Contralesa menyampaikan, posisi Mandla sebagai Muslim dapat mempengaruhi kemampuannya menegakkan tradisi Xhosa. Nonkonyane mengatakan agama yang baru dipeluk Mandla bisa menimbulkan konflik bagi rakyatnya.

"Tidak ada yang salah dengan seorang pemimpin tradisional mengikuti keyakinan yang dia pilih, tetapi kami prihatin apakah dia akan dapat terus menjalankan tanggung jawabnya sebagai kepala suku," kata Nonkonyane.

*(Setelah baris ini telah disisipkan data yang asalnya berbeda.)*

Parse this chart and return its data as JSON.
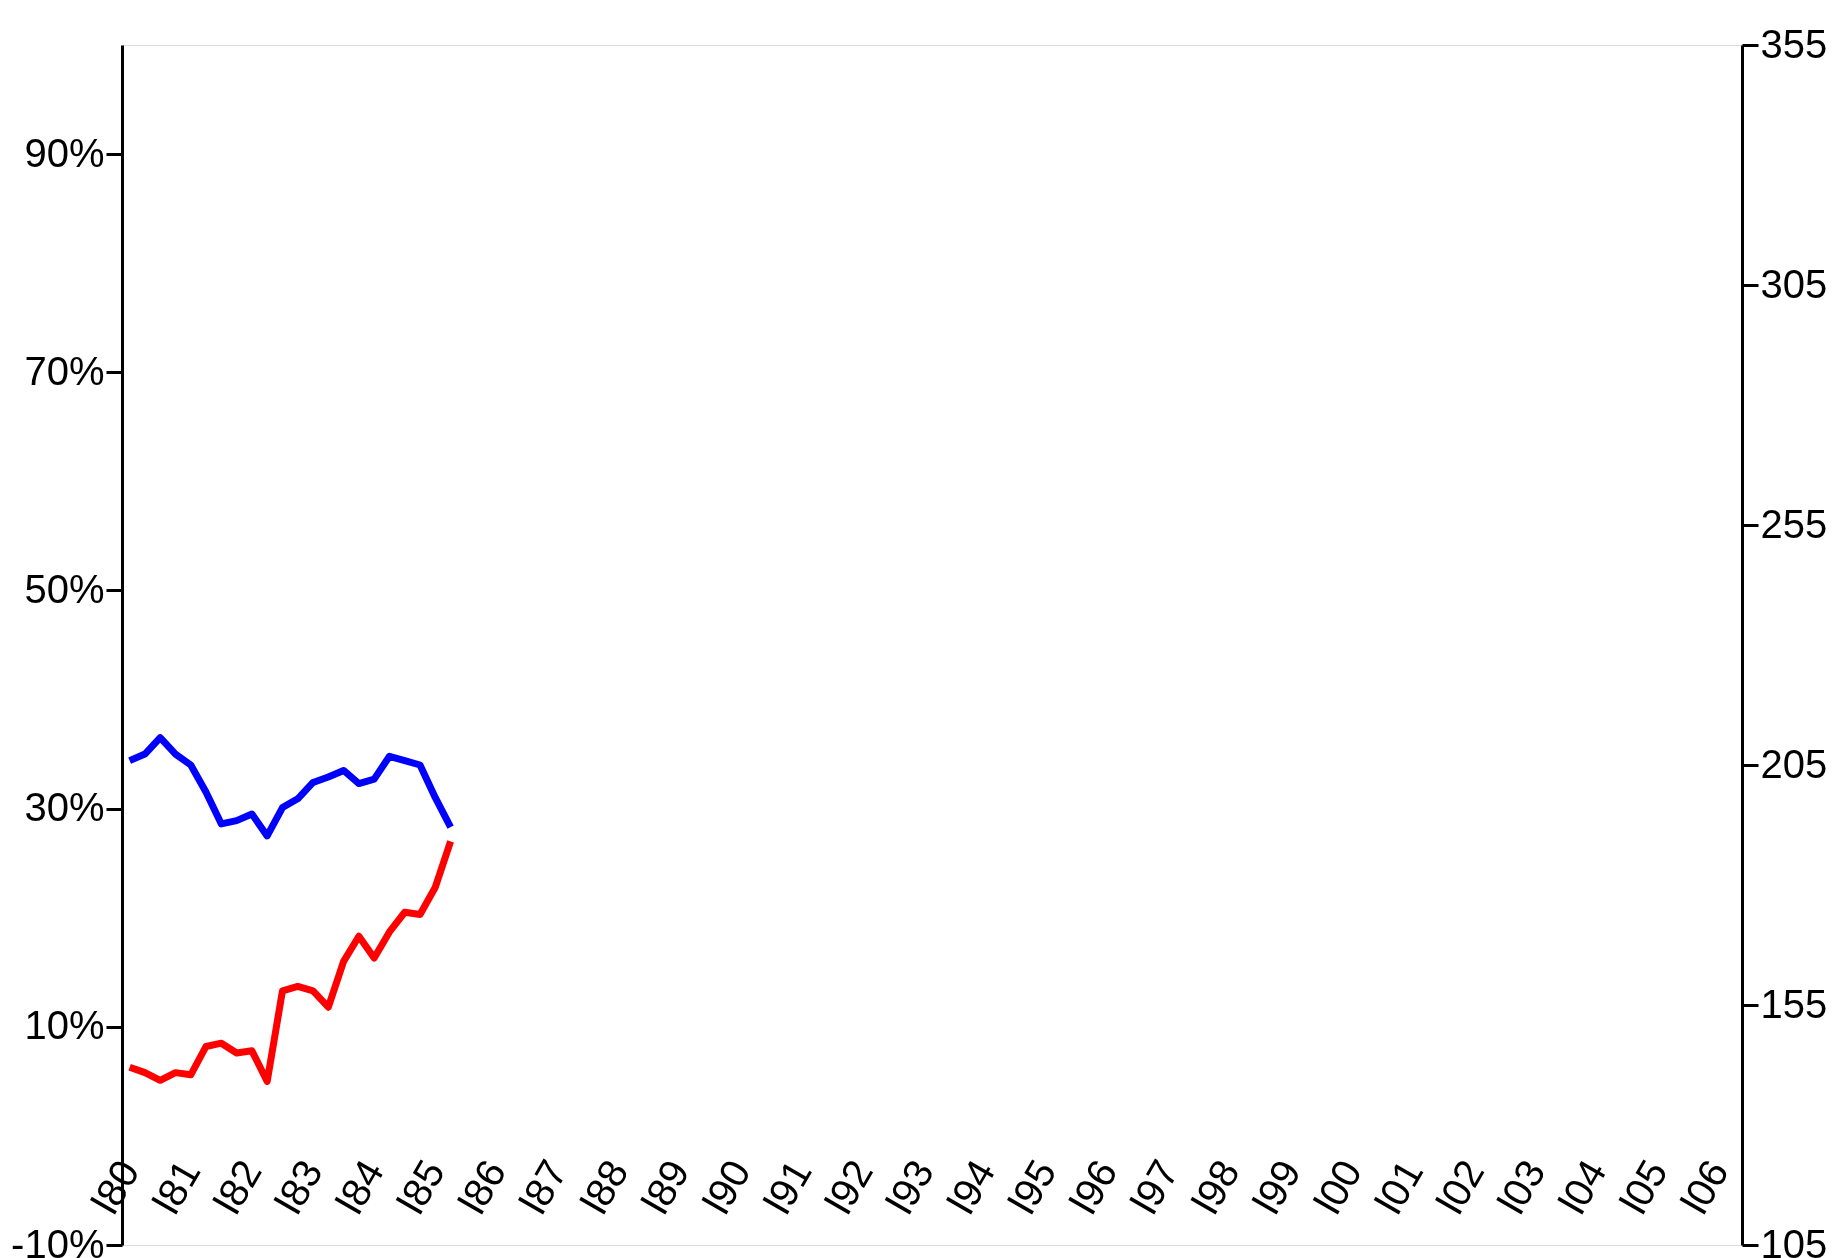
{
  "chart_data": {
    "type": "line",
    "grid": false,
    "line_style": "solid",
    "marker": "none",
    "categories": [
      "l80",
      null,
      null,
      null,
      "l81",
      null,
      null,
      null,
      "l82",
      null,
      null,
      null,
      "l83",
      null,
      null,
      null,
      "l84",
      null,
      null,
      null,
      "l85",
      null,
      null,
      null,
      "l86",
      null,
      null,
      null,
      "l87",
      null,
      null,
      null,
      "l88",
      null,
      null,
      null,
      "l89",
      null,
      null,
      null,
      "l90",
      null,
      null,
      null,
      "l91",
      null,
      null,
      null,
      "l92",
      null,
      null,
      null,
      "l93",
      null,
      null,
      null,
      "l94",
      null,
      null,
      null,
      "l95",
      null,
      null,
      null,
      "l96",
      null,
      null,
      null,
      "l97",
      null,
      null,
      null,
      "l98",
      null,
      null,
      null,
      "l99",
      null,
      null,
      null,
      "l00",
      null,
      null,
      null,
      "l01",
      null,
      null,
      null,
      "l02",
      null,
      null,
      null,
      "l03",
      null,
      null,
      null,
      "l04",
      null,
      null,
      null,
      "l05",
      null,
      null,
      null,
      "l06",
      null
    ],
    "ylim": [
      -10,
      100
    ],
    "yticks": [
      {
        "value": -10,
        "label": "-10%"
      },
      {
        "value": 10,
        "label": "10%"
      },
      {
        "value": 30,
        "label": "30%"
      },
      {
        "value": 50,
        "label": "50%"
      },
      {
        "value": 70,
        "label": "70%"
      },
      {
        "value": 90,
        "label": "90%"
      }
    ],
    "y2lim": [
      105,
      355
    ],
    "y2ticks": [
      105,
      155,
      205,
      255,
      305,
      355
    ],
    "series": [
      {
        "color": "#0000ff",
        "values": [
          34.4,
          35.0,
          36.5,
          35.0,
          34.0,
          31.5,
          28.6,
          28.9,
          29.5,
          27.5,
          30.1,
          30.9,
          32.4,
          32.9,
          33.5,
          32.3,
          32.7,
          34.8,
          34.4,
          34.0,
          31.0,
          28.3,
          null,
          null,
          null,
          null,
          null,
          null,
          null,
          null,
          null,
          null,
          null,
          null,
          null,
          null,
          null,
          null,
          null,
          null,
          null,
          null,
          null,
          null,
          null,
          null,
          null,
          null,
          null,
          null,
          null,
          null,
          null,
          null,
          null,
          null,
          null,
          null,
          null,
          null,
          null,
          null,
          null,
          null,
          null,
          null,
          null,
          null,
          null,
          null,
          null,
          null,
          null,
          null,
          null,
          null,
          null,
          null,
          null,
          null,
          null,
          null,
          null,
          null,
          null,
          null,
          null,
          null,
          null,
          null,
          null,
          null,
          null,
          null,
          null,
          null,
          null,
          null,
          null,
          null,
          null,
          null,
          null,
          null,
          null,
          null
        ]
      },
      {
        "color": "#ff0000",
        "values": [
          6.3,
          5.8,
          5.1,
          5.8,
          5.6,
          8.2,
          8.5,
          7.6,
          7.8,
          5.0,
          13.3,
          13.7,
          13.3,
          11.8,
          16.0,
          18.3,
          16.3,
          18.7,
          20.5,
          20.3,
          22.8,
          27.0,
          null,
          null,
          null,
          null,
          null,
          null,
          null,
          null,
          null,
          null,
          null,
          null,
          null,
          null,
          null,
          null,
          null,
          null,
          null,
          null,
          null,
          null,
          null,
          null,
          null,
          null,
          null,
          null,
          null,
          null,
          null,
          null,
          null,
          null,
          null,
          null,
          null,
          null,
          null,
          null,
          null,
          null,
          null,
          null,
          null,
          null,
          null,
          null,
          null,
          null,
          null,
          null,
          null,
          null,
          null,
          null,
          null,
          null,
          null,
          null,
          null,
          null,
          null,
          null,
          null,
          null,
          null,
          null,
          null,
          null,
          null,
          null,
          null,
          null,
          null,
          null,
          null,
          null,
          null,
          null,
          null,
          null,
          null,
          null
        ]
      }
    ]
  }
}
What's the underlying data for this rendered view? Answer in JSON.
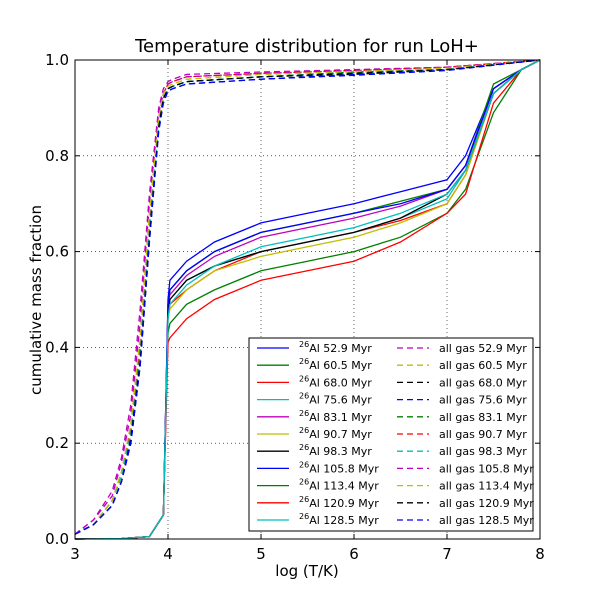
{
  "chart_data": {
    "type": "line",
    "title": "Temperature distribution for run LoH+",
    "xlabel": "log (T/K)",
    "ylabel": "cumulative mass fraction",
    "xlim": [
      3,
      8
    ],
    "ylim": [
      0,
      1
    ],
    "xticks": [
      "3",
      "4",
      "5",
      "6",
      "7",
      "8"
    ],
    "yticks": [
      "0.0",
      "0.2",
      "0.4",
      "0.6",
      "0.8",
      "1.0"
    ],
    "grid": true,
    "legend_position": "lower-right",
    "colors": {
      "blue": "#0000ff",
      "green": "#008000",
      "red": "#ff0000",
      "cyan": "#00bfbf",
      "magenta": "#bf00bf",
      "yellow": "#bfbf00",
      "black": "#000000"
    },
    "al_series": [
      {
        "isotope": "26",
        "name": "Al 52.9 Myr",
        "color": "#0000ff",
        "x": [
          3,
          3.5,
          3.8,
          3.95,
          4.0,
          4.02,
          4.2,
          4.5,
          5,
          5.5,
          6,
          6.5,
          7,
          7.2,
          7.5,
          7.8,
          8
        ],
        "y": [
          0,
          0.001,
          0.005,
          0.05,
          0.5,
          0.54,
          0.58,
          0.62,
          0.66,
          0.68,
          0.7,
          0.725,
          0.75,
          0.8,
          0.94,
          0.98,
          1.0
        ]
      },
      {
        "isotope": "26",
        "name": "Al 60.5 Myr",
        "color": "#008000",
        "x": [
          3,
          3.5,
          3.8,
          3.95,
          4.0,
          4.02,
          4.2,
          4.5,
          5,
          5.5,
          6,
          6.5,
          7,
          7.2,
          7.5,
          7.8,
          8
        ],
        "y": [
          0,
          0.001,
          0.005,
          0.05,
          0.48,
          0.52,
          0.56,
          0.6,
          0.64,
          0.66,
          0.68,
          0.705,
          0.73,
          0.78,
          0.95,
          0.98,
          1.0
        ]
      },
      {
        "isotope": "26",
        "name": "Al 68.0 Myr",
        "color": "#ff0000",
        "x": [
          3,
          3.5,
          3.8,
          3.95,
          4.0,
          4.02,
          4.2,
          4.5,
          5,
          5.5,
          6,
          6.5,
          7,
          7.2,
          7.5,
          7.8,
          8
        ],
        "y": [
          0,
          0.001,
          0.005,
          0.05,
          0.46,
          0.49,
          0.52,
          0.56,
          0.6,
          0.62,
          0.64,
          0.665,
          0.7,
          0.76,
          0.93,
          0.98,
          1.0
        ]
      },
      {
        "isotope": "26",
        "name": "Al 75.6 Myr",
        "color": "#00bfbf",
        "x": [
          3,
          3.5,
          3.8,
          3.95,
          4.0,
          4.02,
          4.2,
          4.5,
          5,
          5.5,
          6,
          6.5,
          7,
          7.2,
          7.5,
          7.8,
          8
        ],
        "y": [
          0,
          0.001,
          0.005,
          0.05,
          0.47,
          0.5,
          0.54,
          0.57,
          0.6,
          0.62,
          0.64,
          0.67,
          0.71,
          0.77,
          0.93,
          0.98,
          1.0
        ]
      },
      {
        "isotope": "26",
        "name": "Al 83.1 Myr",
        "color": "#bf00bf",
        "x": [
          3,
          3.5,
          3.8,
          3.95,
          4.0,
          4.02,
          4.2,
          4.5,
          5,
          5.5,
          6,
          6.5,
          7,
          7.2,
          7.5,
          7.8,
          8
        ],
        "y": [
          0,
          0.001,
          0.005,
          0.05,
          0.49,
          0.51,
          0.55,
          0.59,
          0.63,
          0.65,
          0.67,
          0.695,
          0.73,
          0.78,
          0.94,
          0.98,
          1.0
        ]
      },
      {
        "isotope": "26",
        "name": "Al 90.7 Myr",
        "color": "#bfbf00",
        "x": [
          3,
          3.5,
          3.8,
          3.95,
          4.0,
          4.02,
          4.2,
          4.5,
          5,
          5.5,
          6,
          6.5,
          7,
          7.2,
          7.5,
          7.8,
          8
        ],
        "y": [
          0,
          0.001,
          0.005,
          0.05,
          0.46,
          0.48,
          0.52,
          0.56,
          0.59,
          0.61,
          0.63,
          0.66,
          0.7,
          0.76,
          0.93,
          0.98,
          1.0
        ]
      },
      {
        "isotope": "26",
        "name": "Al 98.3 Myr",
        "color": "#000000",
        "x": [
          3,
          3.5,
          3.8,
          3.95,
          4.0,
          4.02,
          4.2,
          4.5,
          5,
          5.5,
          6,
          6.5,
          7,
          7.2,
          7.5,
          7.8,
          8
        ],
        "y": [
          0,
          0.001,
          0.005,
          0.05,
          0.47,
          0.5,
          0.54,
          0.57,
          0.6,
          0.62,
          0.64,
          0.67,
          0.72,
          0.77,
          0.93,
          0.98,
          1.0
        ]
      },
      {
        "isotope": "26",
        "name": "Al 105.8 Myr",
        "color": "#0000ff",
        "x": [
          3,
          3.5,
          3.8,
          3.95,
          4.0,
          4.02,
          4.2,
          4.5,
          5,
          5.5,
          6,
          6.5,
          7,
          7.2,
          7.5,
          7.8,
          8
        ],
        "y": [
          0,
          0.001,
          0.005,
          0.05,
          0.49,
          0.52,
          0.56,
          0.6,
          0.64,
          0.66,
          0.68,
          0.7,
          0.73,
          0.78,
          0.94,
          0.98,
          1.0
        ]
      },
      {
        "isotope": "26",
        "name": "Al 113.4 Myr",
        "color": "#008000",
        "x": [
          3,
          3.5,
          3.8,
          3.95,
          4.0,
          4.02,
          4.2,
          4.5,
          5,
          5.5,
          6,
          6.5,
          7,
          7.2,
          7.5,
          7.8,
          8
        ],
        "y": [
          0,
          0.001,
          0.005,
          0.05,
          0.43,
          0.45,
          0.49,
          0.52,
          0.56,
          0.58,
          0.6,
          0.63,
          0.68,
          0.73,
          0.89,
          0.98,
          1.0
        ]
      },
      {
        "isotope": "26",
        "name": "Al 120.9 Myr",
        "color": "#ff0000",
        "x": [
          3,
          3.5,
          3.8,
          3.95,
          4.0,
          4.02,
          4.2,
          4.5,
          5,
          5.5,
          6,
          6.5,
          7,
          7.2,
          7.5,
          7.8,
          8
        ],
        "y": [
          0,
          0.001,
          0.005,
          0.05,
          0.41,
          0.42,
          0.46,
          0.5,
          0.54,
          0.56,
          0.58,
          0.62,
          0.68,
          0.72,
          0.91,
          0.98,
          1.0
        ]
      },
      {
        "isotope": "26",
        "name": "Al 128.5 Myr",
        "color": "#00bfbf",
        "x": [
          3,
          3.5,
          3.8,
          3.95,
          4.0,
          4.02,
          4.2,
          4.5,
          5,
          5.5,
          6,
          6.5,
          7,
          7.2,
          7.5,
          7.8,
          8
        ],
        "y": [
          0,
          0.001,
          0.005,
          0.05,
          0.46,
          0.49,
          0.53,
          0.57,
          0.61,
          0.63,
          0.65,
          0.68,
          0.72,
          0.77,
          0.93,
          0.98,
          1.0
        ]
      }
    ],
    "gas_series": [
      {
        "name": "all gas 52.9 Myr",
        "color": "#bf00bf",
        "x": [
          3,
          3.2,
          3.4,
          3.5,
          3.6,
          3.7,
          3.8,
          3.9,
          3.95,
          4.0,
          4.05,
          4.2,
          5,
          6,
          7,
          8
        ],
        "y": [
          0.01,
          0.04,
          0.1,
          0.17,
          0.28,
          0.48,
          0.72,
          0.9,
          0.94,
          0.955,
          0.96,
          0.97,
          0.975,
          0.98,
          0.985,
          1.0
        ]
      },
      {
        "name": "all gas 60.5 Myr",
        "color": "#bfbf00",
        "x": [
          3,
          3.2,
          3.4,
          3.5,
          3.6,
          3.7,
          3.8,
          3.9,
          3.95,
          4.0,
          4.05,
          4.2,
          5,
          6,
          7,
          8
        ],
        "y": [
          0.01,
          0.03,
          0.08,
          0.14,
          0.23,
          0.4,
          0.66,
          0.87,
          0.93,
          0.945,
          0.95,
          0.96,
          0.97,
          0.975,
          0.98,
          1.0
        ]
      },
      {
        "name": "all gas 68.0 Myr",
        "color": "#000000",
        "x": [
          3,
          3.2,
          3.4,
          3.5,
          3.6,
          3.7,
          3.8,
          3.9,
          3.95,
          4.0,
          4.05,
          4.2,
          5,
          6,
          7,
          8
        ],
        "y": [
          0.01,
          0.03,
          0.07,
          0.12,
          0.2,
          0.36,
          0.62,
          0.86,
          0.92,
          0.94,
          0.945,
          0.955,
          0.965,
          0.97,
          0.98,
          1.0
        ]
      },
      {
        "name": "all gas 75.6 Myr",
        "color": "#0000ff",
        "x": [
          3,
          3.2,
          3.4,
          3.5,
          3.6,
          3.7,
          3.8,
          3.9,
          3.95,
          4.0,
          4.05,
          4.2,
          5,
          6,
          7,
          8
        ],
        "y": [
          0.01,
          0.03,
          0.07,
          0.12,
          0.2,
          0.37,
          0.63,
          0.86,
          0.92,
          0.935,
          0.94,
          0.95,
          0.96,
          0.97,
          0.98,
          1.0
        ]
      },
      {
        "name": "all gas 83.1 Myr",
        "color": "#008000",
        "x": [
          3,
          3.2,
          3.4,
          3.5,
          3.6,
          3.7,
          3.8,
          3.9,
          3.95,
          4.0,
          4.05,
          4.2,
          5,
          6,
          7,
          8
        ],
        "y": [
          0.01,
          0.03,
          0.08,
          0.13,
          0.22,
          0.39,
          0.65,
          0.87,
          0.92,
          0.94,
          0.945,
          0.955,
          0.965,
          0.975,
          0.98,
          1.0
        ]
      },
      {
        "name": "all gas 90.7 Myr",
        "color": "#ff0000",
        "x": [
          3,
          3.2,
          3.4,
          3.5,
          3.6,
          3.7,
          3.8,
          3.9,
          3.95,
          4.0,
          4.05,
          4.2,
          5,
          6,
          7,
          8
        ],
        "y": [
          0.01,
          0.03,
          0.08,
          0.14,
          0.23,
          0.41,
          0.67,
          0.88,
          0.93,
          0.95,
          0.955,
          0.965,
          0.972,
          0.978,
          0.985,
          1.0
        ]
      },
      {
        "name": "all gas 98.3 Myr",
        "color": "#00bfbf",
        "x": [
          3,
          3.2,
          3.4,
          3.5,
          3.6,
          3.7,
          3.8,
          3.9,
          3.95,
          4.0,
          4.05,
          4.2,
          5,
          6,
          7,
          8
        ],
        "y": [
          0.01,
          0.03,
          0.08,
          0.13,
          0.22,
          0.38,
          0.64,
          0.86,
          0.92,
          0.94,
          0.945,
          0.955,
          0.965,
          0.972,
          0.98,
          1.0
        ]
      },
      {
        "name": "all gas 105.8 Myr",
        "color": "#bf00bf",
        "x": [
          3,
          3.2,
          3.4,
          3.5,
          3.6,
          3.7,
          3.8,
          3.9,
          3.95,
          4.0,
          4.05,
          4.2,
          5,
          6,
          7,
          8
        ],
        "y": [
          0.01,
          0.04,
          0.09,
          0.16,
          0.26,
          0.45,
          0.7,
          0.89,
          0.93,
          0.95,
          0.955,
          0.965,
          0.972,
          0.978,
          0.985,
          1.0
        ]
      },
      {
        "name": "all gas 113.4 Myr",
        "color": "#bfbf00",
        "x": [
          3,
          3.2,
          3.4,
          3.5,
          3.6,
          3.7,
          3.8,
          3.9,
          3.95,
          4.0,
          4.05,
          4.2,
          5,
          6,
          7,
          8
        ],
        "y": [
          0.01,
          0.03,
          0.08,
          0.14,
          0.24,
          0.42,
          0.68,
          0.88,
          0.93,
          0.945,
          0.95,
          0.96,
          0.97,
          0.976,
          0.983,
          1.0
        ]
      },
      {
        "name": "all gas 120.9 Myr",
        "color": "#000000",
        "x": [
          3,
          3.2,
          3.4,
          3.5,
          3.6,
          3.7,
          3.8,
          3.9,
          3.95,
          4.0,
          4.05,
          4.2,
          5,
          6,
          7,
          8
        ],
        "y": [
          0.01,
          0.03,
          0.07,
          0.12,
          0.21,
          0.37,
          0.63,
          0.86,
          0.92,
          0.94,
          0.945,
          0.955,
          0.965,
          0.972,
          0.98,
          1.0
        ]
      },
      {
        "name": "all gas 128.5 Myr",
        "color": "#0000ff",
        "x": [
          3,
          3.2,
          3.4,
          3.5,
          3.6,
          3.7,
          3.8,
          3.9,
          3.95,
          4.0,
          4.05,
          4.2,
          5,
          6,
          7,
          8
        ],
        "y": [
          0.01,
          0.03,
          0.07,
          0.12,
          0.2,
          0.36,
          0.62,
          0.85,
          0.91,
          0.935,
          0.94,
          0.95,
          0.96,
          0.968,
          0.978,
          1.0
        ]
      }
    ]
  }
}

Tugas kepala adat salah satunya adalah memimpin ritual ucapan syukur untuk leluhur, termasuk mempersembahkan hewan yang disembelih kepada mereka dalam doa. Praktik semacam itu dianggap tidak sejalan dengan kepercayaan banyak Muslim.

Nonkonyane menyebut apa yang dilakukan Mandla bertentangan dengan tradisi bahwa pria mengambil alih budaya istrinya.

"Menurut tradisi Afrika, perempuanlah yang harus menjadi bagian dari keluarga yang akan dinikahinya (pihak pria). Ketika dia menerima lamaran Mandla, harapannya adalah agar dia mengadopsi cara-cara rakyatnya," katanya.

Terlepas dari seluruh polemik itu, Mandla kini seorang Muslim yang berjuang melawan ketidakadilan dan penindasan di belahan dunia lain. Tak heran, Mandla aktif menyuarakan dukungan untuk Palestina dan mengecam Israel karena telah berperilaku rasialis.

Mandla menilai, apa yang dialami rakyat Palestina selama berpuluh-puluh tahun merupakan contoh pelembagaan rasialisme. Selain rasialisme, juga terjadi pengendalian sistematis terhadap kehidupan Palestina, pencurian tanaman, pembatasan kehidupan pertanian, dan pencaplokan tanah secara ilegal. Karena itu, Mandla tidak henti-hentinya mengampanyekan boikot, divestasi dan sanksi (BDS) untuk Israel.

Mandla melihat ada dukungan masyarakat sipil yang besar untuk Palestina. Pesan yang selalu dia kampanyekan adalah "Apartheid adalah kejahatan terhadap kemanusiaan". Menurutnya, diperlukan langkah yang lebih efektif untuk memboikot perusahaan yang mengizinkan, berkolaborasi dan mendapatkan keuntungan dari apartheid.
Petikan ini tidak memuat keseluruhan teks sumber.